The stage was set for the flood by the world’s most recent ice age, which peaked about 12,000 years ago, Ryan and Pitman maintain. The frigid weather tied up a large portion of the Earth’s water at the poles, lowering ocean levels sharply and cutting the Black Sea off from the Mediterranean.
With the influx of water halted, the level of this isolated lake--which geologists call New Euxine Lake--fell as much as 450 feet below the Mediterranean, exposing a fertile shoreline that became the home of tens or even hundreds of thousands of settlers.
But as the ice age ended and the glaciers receded, the world’s oceans started rising again. The Mediterranean slowly rose to the sill of the Bosporus land bridge. Ultimately--perhaps triggered by a major rainstorm or a minor earthquake--the land bridge began to give way. As erosion ate away at the dam, a trickle of water became a river, then a flood. The rush of the water would have been audible as much as 300 miles away, researchers believe.
What tantalizes archeologists is that the heavy saltwater from the Mediterranean plunged to the bottom of the basin, with the leftover freshwater from New Euxine Lake floating on top. Because there has been little mixing of the two layers since, that is how the situation remains today, with 500 feet of freshwater covering as much as 7,000 feet of saltwater.

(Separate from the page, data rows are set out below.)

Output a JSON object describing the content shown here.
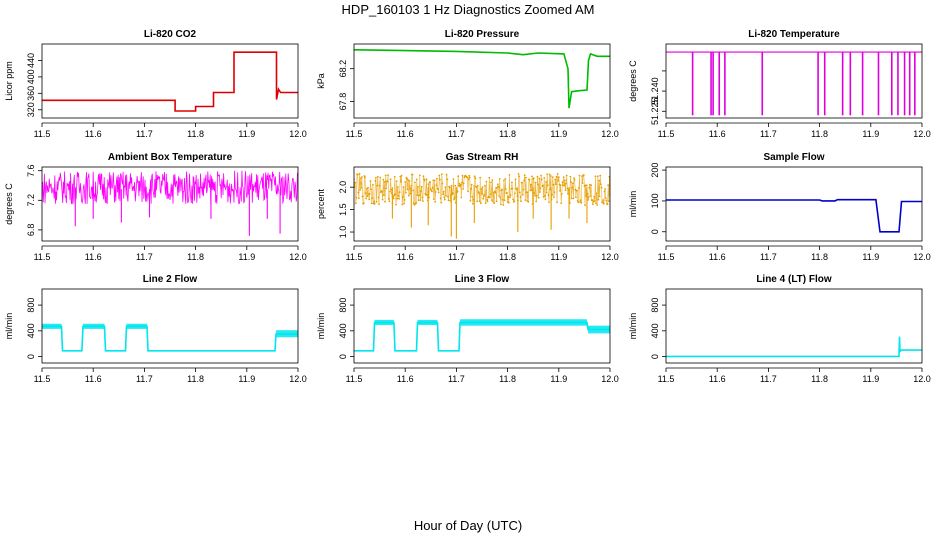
{
  "figure": {
    "title": "HDP_160103  1 Hz Diagnostics Zoomed AM",
    "xlabel": "Hour of Day (UTC)"
  },
  "chart_data": [
    {
      "type": "line",
      "title": "Li-820 CO2",
      "ylabel": "Licor ppm",
      "color": "#dd0000",
      "xlim": [
        11.5,
        12.0
      ],
      "ylim": [
        300,
        480
      ],
      "yticks": [
        320,
        360,
        400,
        440
      ],
      "ytick_labels": [
        "320",
        "360",
        "400",
        "440"
      ],
      "xticks": [
        11.5,
        11.6,
        11.7,
        11.8,
        11.9,
        12.0
      ],
      "xtick_labels": [
        "11.5",
        "11.6",
        "11.7",
        "11.8",
        "11.9",
        "12.0"
      ],
      "x": [
        11.5,
        11.76,
        11.76,
        11.8,
        11.8,
        11.835,
        11.835,
        11.875,
        11.875,
        11.958,
        11.958,
        11.962,
        11.966,
        12.0
      ],
      "y": [
        343,
        343,
        317,
        317,
        328,
        328,
        362,
        362,
        460,
        460,
        345,
        370,
        362,
        362
      ]
    },
    {
      "type": "line",
      "title": "Li-820 Pressure",
      "ylabel": "kPa",
      "color": "#00bb00",
      "xlim": [
        11.5,
        12.0
      ],
      "ylim": [
        67.6,
        68.5
      ],
      "yticks": [
        67.8,
        68.2
      ],
      "ytick_labels": [
        "67.8",
        "68.2"
      ],
      "xticks": [
        11.5,
        11.6,
        11.7,
        11.8,
        11.9,
        12.0
      ],
      "xtick_labels": [
        "11.5",
        "11.6",
        "11.7",
        "11.8",
        "11.9",
        "12.0"
      ],
      "x": [
        11.5,
        11.6,
        11.7,
        11.8,
        11.83,
        11.86,
        11.91,
        11.918,
        11.92,
        11.925,
        11.935,
        11.955,
        11.958,
        11.962,
        11.975,
        12.0
      ],
      "y": [
        68.43,
        68.42,
        68.41,
        68.39,
        68.37,
        68.39,
        68.38,
        68.2,
        67.72,
        67.92,
        67.93,
        67.94,
        68.3,
        68.38,
        68.35,
        68.35
      ]
    },
    {
      "type": "line",
      "title": "Li-820 Temperature",
      "ylabel": "degrees C",
      "color": "#dd00dd",
      "xlim": [
        11.5,
        12.0
      ],
      "ylim": [
        51.22,
        51.275
      ],
      "yticks": [
        51.225,
        51.24,
        51.255
      ],
      "ytick_labels": [
        "51.225",
        "51.240",
        ""
      ],
      "xticks": [
        11.5,
        11.6,
        11.7,
        11.8,
        11.9,
        12.0
      ],
      "xtick_labels": [
        "11.5",
        "11.6",
        "11.7",
        "11.8",
        "11.9",
        "12.0"
      ],
      "baseline": 51.269,
      "dips": [
        11.552,
        11.588,
        11.592,
        11.604,
        11.615,
        11.688,
        11.797,
        11.81,
        11.845,
        11.86,
        11.884,
        11.915,
        11.941,
        11.953,
        11.966,
        11.976,
        11.986
      ],
      "dip_value": 51.222
    },
    {
      "type": "line",
      "title": "Ambient Box Temperature",
      "ylabel": "degrees C",
      "color": "#ff00ff",
      "xlim": [
        11.5,
        12.0
      ],
      "ylim": [
        6.65,
        7.65
      ],
      "yticks": [
        6.8,
        7.2,
        7.6
      ],
      "ytick_labels": [
        "6.8",
        "7.2",
        "7.6"
      ],
      "xticks": [
        11.5,
        11.6,
        11.7,
        11.8,
        11.9,
        12.0
      ],
      "xtick_labels": [
        "11.5",
        "11.6",
        "11.7",
        "11.8",
        "11.9",
        "12.0"
      ],
      "noise_center": 7.35,
      "noise_min": 7.15,
      "noise_max": 7.6,
      "spikes": [
        {
          "x": 11.565,
          "y": 6.85
        },
        {
          "x": 11.6,
          "y": 6.95
        },
        {
          "x": 11.655,
          "y": 6.9
        },
        {
          "x": 11.71,
          "y": 6.97
        },
        {
          "x": 11.83,
          "y": 6.95
        },
        {
          "x": 11.905,
          "y": 6.72
        },
        {
          "x": 11.965,
          "y": 6.75
        },
        {
          "x": 11.94,
          "y": 6.95
        }
      ]
    },
    {
      "type": "scatter",
      "title": "Gas Stream RH",
      "ylabel": "percent",
      "color": "#e69f00",
      "xlim": [
        11.5,
        12.0
      ],
      "ylim": [
        0.8,
        2.45
      ],
      "yticks": [
        1.0,
        1.5,
        2.0
      ],
      "ytick_labels": [
        "1.0",
        "1.5",
        "2.0"
      ],
      "xticks": [
        11.5,
        11.6,
        11.7,
        11.8,
        11.9,
        12.0
      ],
      "xtick_labels": [
        "11.5",
        "11.6",
        "11.7",
        "11.8",
        "11.9",
        "12.0"
      ],
      "noise_center": 2.0,
      "noise_min": 1.6,
      "noise_max": 2.3,
      "spikes": [
        {
          "x": 11.575,
          "y": 1.3
        },
        {
          "x": 11.612,
          "y": 1.1
        },
        {
          "x": 11.645,
          "y": 1.15
        },
        {
          "x": 11.69,
          "y": 0.9
        },
        {
          "x": 11.7,
          "y": 0.85
        },
        {
          "x": 11.735,
          "y": 1.2
        },
        {
          "x": 11.82,
          "y": 1.0
        },
        {
          "x": 11.85,
          "y": 1.3
        },
        {
          "x": 11.885,
          "y": 1.05
        },
        {
          "x": 11.92,
          "y": 1.3
        },
        {
          "x": 11.955,
          "y": 1.2
        }
      ]
    },
    {
      "type": "line",
      "title": "Sample Flow",
      "ylabel": "ml/min",
      "color": "#0000cc",
      "xlim": [
        11.5,
        12.0
      ],
      "ylim": [
        -30,
        210
      ],
      "yticks": [
        0,
        100,
        200
      ],
      "ytick_labels": [
        "0",
        "100",
        "200"
      ],
      "xticks": [
        11.5,
        11.6,
        11.7,
        11.8,
        11.9,
        12.0
      ],
      "xtick_labels": [
        "11.5",
        "11.6",
        "11.7",
        "11.8",
        "11.9",
        "12.0"
      ],
      "x": [
        11.5,
        11.8,
        11.805,
        11.83,
        11.835,
        11.91,
        11.918,
        11.955,
        11.96,
        12.0
      ],
      "y": [
        103,
        103,
        100,
        100,
        104,
        104,
        0,
        0,
        98,
        98
      ]
    },
    {
      "type": "line",
      "title": "Line 2 Flow",
      "ylabel": "ml/min",
      "color": "#00e5ee",
      "xlim": [
        11.5,
        12.0
      ],
      "ylim": [
        -100,
        1050
      ],
      "yticks": [
        0,
        400,
        800
      ],
      "ytick_labels": [
        "0",
        "400",
        "800"
      ],
      "xticks": [
        11.5,
        11.6,
        11.7,
        11.8,
        11.9,
        12.0
      ],
      "xtick_labels": [
        "11.5",
        "11.6",
        "11.7",
        "11.8",
        "11.9",
        "12.0"
      ],
      "x": [
        11.5,
        11.538,
        11.54,
        11.578,
        11.58,
        11.622,
        11.624,
        11.663,
        11.665,
        11.705,
        11.707,
        11.955,
        11.957,
        12.0
      ],
      "y": [
        470,
        470,
        90,
        90,
        470,
        470,
        90,
        90,
        470,
        470,
        90,
        90,
        350,
        350
      ],
      "band": [
        {
          "x0": 11.5,
          "x1": 11.538,
          "lo": 430,
          "hi": 510
        },
        {
          "x0": 11.58,
          "x1": 11.622,
          "lo": 430,
          "hi": 510
        },
        {
          "x0": 11.665,
          "x1": 11.705,
          "lo": 430,
          "hi": 510
        },
        {
          "x0": 11.957,
          "x1": 12.0,
          "lo": 300,
          "hi": 410
        }
      ]
    },
    {
      "type": "line",
      "title": "Line 3 Flow",
      "ylabel": "ml/min",
      "color": "#00e5ee",
      "xlim": [
        11.5,
        12.0
      ],
      "ylim": [
        -100,
        1050
      ],
      "yticks": [
        0,
        400,
        800
      ],
      "ytick_labels": [
        "0",
        "400",
        "800"
      ],
      "xticks": [
        11.5,
        11.6,
        11.7,
        11.8,
        11.9,
        12.0
      ],
      "xtick_labels": [
        "11.5",
        "11.6",
        "11.7",
        "11.8",
        "11.9",
        "12.0"
      ],
      "x": [
        11.5,
        11.538,
        11.54,
        11.578,
        11.58,
        11.622,
        11.624,
        11.663,
        11.665,
        11.705,
        11.707,
        11.955,
        11.957,
        12.0
      ],
      "y": [
        90,
        90,
        530,
        530,
        90,
        90,
        530,
        530,
        90,
        90,
        530,
        530,
        420,
        420
      ],
      "band": [
        {
          "x0": 11.54,
          "x1": 11.578,
          "lo": 490,
          "hi": 570
        },
        {
          "x0": 11.624,
          "x1": 11.663,
          "lo": 490,
          "hi": 570
        },
        {
          "x0": 11.707,
          "x1": 11.955,
          "lo": 480,
          "hi": 580
        },
        {
          "x0": 11.957,
          "x1": 12.0,
          "lo": 360,
          "hi": 480
        }
      ]
    },
    {
      "type": "line",
      "title": "Line 4 (LT) Flow",
      "ylabel": "ml/min",
      "color": "#00e5ee",
      "xlim": [
        11.5,
        12.0
      ],
      "ylim": [
        -100,
        1050
      ],
      "yticks": [
        0,
        400,
        800
      ],
      "ytick_labels": [
        "0",
        "400",
        "800"
      ],
      "xticks": [
        11.5,
        11.6,
        11.7,
        11.8,
        11.9,
        12.0
      ],
      "xtick_labels": [
        "11.5",
        "11.6",
        "11.7",
        "11.8",
        "11.9",
        "12.0"
      ],
      "x": [
        11.5,
        11.955,
        11.956,
        11.957,
        11.96,
        12.0
      ],
      "y": [
        2,
        2,
        310,
        80,
        100,
        100
      ]
    }
  ]
}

And because there is no mixing between the layers, no oxygen enters the lower layer and nothing lives there. There are no marine worms and bacteria to bore into ships and destroy the wood. There is nothing even to consume the fabric sails. Ballard believes there could be 7,500 years worth of pristine shipwrecks preserved on the lifeless bottom and he hopes to find many of them.
This summer, Ballard and his team sailed from the Black Sea port of Sinop, Turkey, on the southern shore. They dropped a side-scan sonar instrument over the side of their boat and found exactly what they were looking for--and what had been predicted by Ryan and Pitman.
“There was the classic beach profile: The flat shore area, the beach berm leading down to the old water level, and a sandbar just offshore,” Ballard said. “It looked like any beach on Earth, except it was 550 feet under water.”
Ballard scooped up a bucket of shells from the ancient shoreline and sent them to marine chemist Gary Rosenberg of the Academy of Natural Sciences in Philadelphia. Two shells were extinct freshwater mollusks, presumably dating from before the flood, and seven were saltwater mollusks from the post-flood era.
Radiocarbon dating showed that the youngest of the freshwater shells was about 7,500 years old, while the saltwater shells dated from a maximum of 6,900 years ago, neatly bracketing the date when Ryan and Pitman believe the flooding occurred.
“It feels good,” Pitman said of Ballard’s confirmation of the theory.